This morning, Elian said we were going to have a “mindfulness meditation,” which meant spending time picking flowers and cotton balls to calm our minds. She walked me down a path, then showed me where I had to bushwhack to find the good ones. It was definitely my favorite part of this job and I always stretched it out as much as I could.
After I had come back from picking cotton balls, I walked in on Frank talking shit about me to Chip.
When he saw me, he barked, “There were two full trays of cups that weren’t washed because of you! Get on top of it!”

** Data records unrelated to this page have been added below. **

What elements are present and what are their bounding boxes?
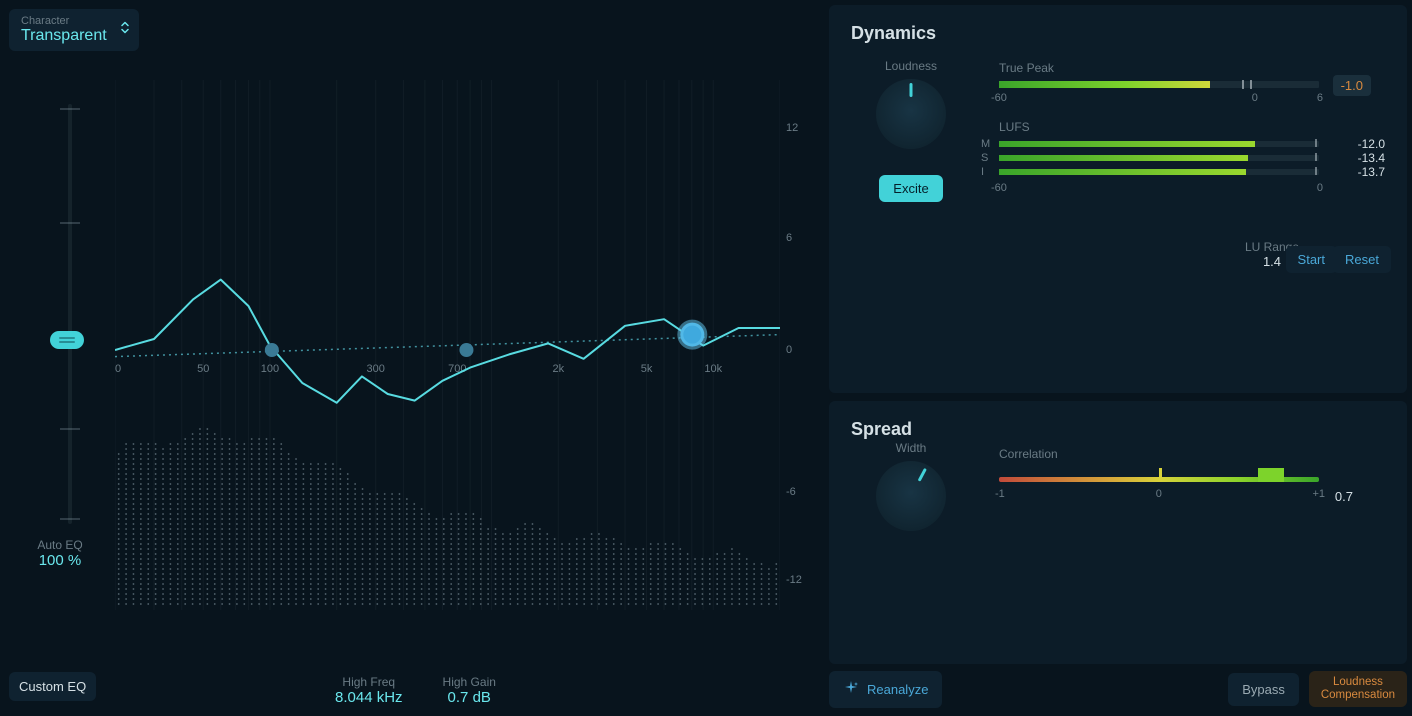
true-peak-value[interactable]: -1.0	[1333, 75, 1371, 96]
lufs-row-S: S-13.4	[999, 154, 1385, 161]
lufs-value: -12.0	[1358, 137, 1385, 151]
lufs-row-I: I-13.7	[999, 168, 1385, 175]
corr-scale-neg: -1	[995, 488, 1005, 500]
loudness-label: Loudness	[851, 59, 971, 73]
eq-readout-group: High Freq 8.044 kHz High Gain 0.7 dB	[335, 675, 496, 706]
high-gain-value: 0.7 dB	[443, 689, 496, 706]
eq-node[interactable]	[265, 343, 279, 357]
lufs-channel-label: I	[981, 166, 984, 178]
reset-button[interactable]: Reset	[1333, 246, 1391, 273]
true-peak-meter: -1.0	[999, 81, 1319, 88]
svg-text:100: 100	[261, 363, 279, 375]
high-freq-readout[interactable]: High Freq 8.044 kHz	[335, 675, 403, 706]
high-gain-readout[interactable]: High Gain 0.7 dB	[443, 675, 496, 706]
lufs-value: -13.4	[1358, 151, 1385, 165]
corr-scale-zero: 0	[1156, 488, 1162, 500]
bottom-toolbar: Reanalyze Bypass LoudnessCompensation	[829, 668, 1407, 710]
high-freq-value: 8.044 kHz	[335, 689, 403, 706]
excite-button[interactable]: Excite	[879, 175, 942, 202]
auto-eq-label: Auto EQ	[20, 538, 100, 552]
high-gain-label: High Gain	[443, 675, 496, 689]
spread-title: Spread	[851, 419, 1385, 440]
auto-eq-tick	[60, 428, 80, 430]
width-knob[interactable]	[876, 461, 946, 531]
correlation-value: 0.7	[1335, 489, 1353, 504]
auto-eq-value: 100 %	[20, 552, 100, 569]
tp-scale-max: 6	[1317, 92, 1323, 104]
correlation-label: Correlation	[999, 447, 1385, 461]
character-selector[interactable]: Character Transparent	[9, 9, 139, 51]
reanalyze-label: Reanalyze	[867, 682, 928, 697]
eq-node[interactable]	[459, 343, 473, 357]
character-value: Transparent	[21, 27, 107, 45]
lufs-row-M: M-12.0	[999, 140, 1385, 147]
auto-eq-tick	[60, 222, 80, 224]
true-peak-label: True Peak	[999, 61, 1385, 75]
custom-eq-button[interactable]: Custom EQ	[9, 672, 96, 701]
auto-eq-slider-handle[interactable]	[50, 331, 84, 349]
lufs-value: -13.7	[1358, 165, 1385, 179]
svg-text:20: 20	[115, 363, 121, 375]
dynamics-panel: Dynamics Loudness Excite True Peak -1.0 …	[829, 5, 1407, 393]
auto-eq-tick	[60, 108, 80, 110]
lufs-channel-label: M	[981, 138, 990, 150]
auto-eq-readout: Auto EQ 100 %	[20, 538, 100, 569]
high-freq-label: High Freq	[335, 675, 403, 689]
correlation-meter: 0.7	[999, 477, 1319, 482]
eq-ytick: 6	[786, 232, 808, 244]
eq-ytick: -6	[786, 486, 808, 498]
eq-node[interactable]	[680, 323, 704, 347]
lufs-scale-min: -60	[991, 182, 1007, 194]
reanalyze-button[interactable]: Reanalyze	[829, 671, 942, 708]
eq-ytick: 12	[786, 122, 808, 134]
loudness-knob[interactable]	[876, 79, 946, 149]
loudness-control: Loudness Excite	[851, 59, 971, 202]
chevron-updown-icon	[119, 20, 131, 41]
eq-ytick: 0	[786, 344, 808, 356]
width-label: Width	[851, 441, 971, 455]
svg-text:50: 50	[197, 363, 209, 375]
tp-scale-zero: 0	[1252, 92, 1258, 104]
corr-scale-pos: +1	[1312, 488, 1325, 500]
tp-scale-min: -60	[991, 92, 1007, 104]
character-label: Character	[21, 15, 107, 27]
dynamics-title: Dynamics	[851, 23, 1385, 44]
start-button[interactable]: Start	[1286, 246, 1337, 273]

He didn’t even look into my eyes when he spoke the words. I forgot to breathe. I was deeply triggered because I knew I made sure every dish was washed before I went to bed as it gave me OCD knowing there would be one unclean utensil. Maybe there were dirty dishes from today, however I was scheduled to work in housekeeping so I wasn’t paying attention to what was going on in the kitchen. I felt if I wasn’t doing the job I was scheduled to do it might mean me getting yelled at by the chefs. I didn’t even get a chance to say anything since he stormed off.
I don’t know, it’s actually getting really hard for me. I ended up crying in the bathroom during my shift again. Lately I’ve really been in this stagnant kine energy, convinced that everyone hates me. I feel like McKenna is the only one who truly appreciates my presence along with the owners.
And so I did what I do best. I ran upstairs, grabbed my notebook, put on music and hid. I said hi to Rosa. She got up abruptly and left the room without having said a word. She’s been giving us the silent treatment for God knows what. I feel like I can’t retreat any further.
Is this the trade-off? Having what feels like an awesome job but having to deal with coworkers who seem to hate me?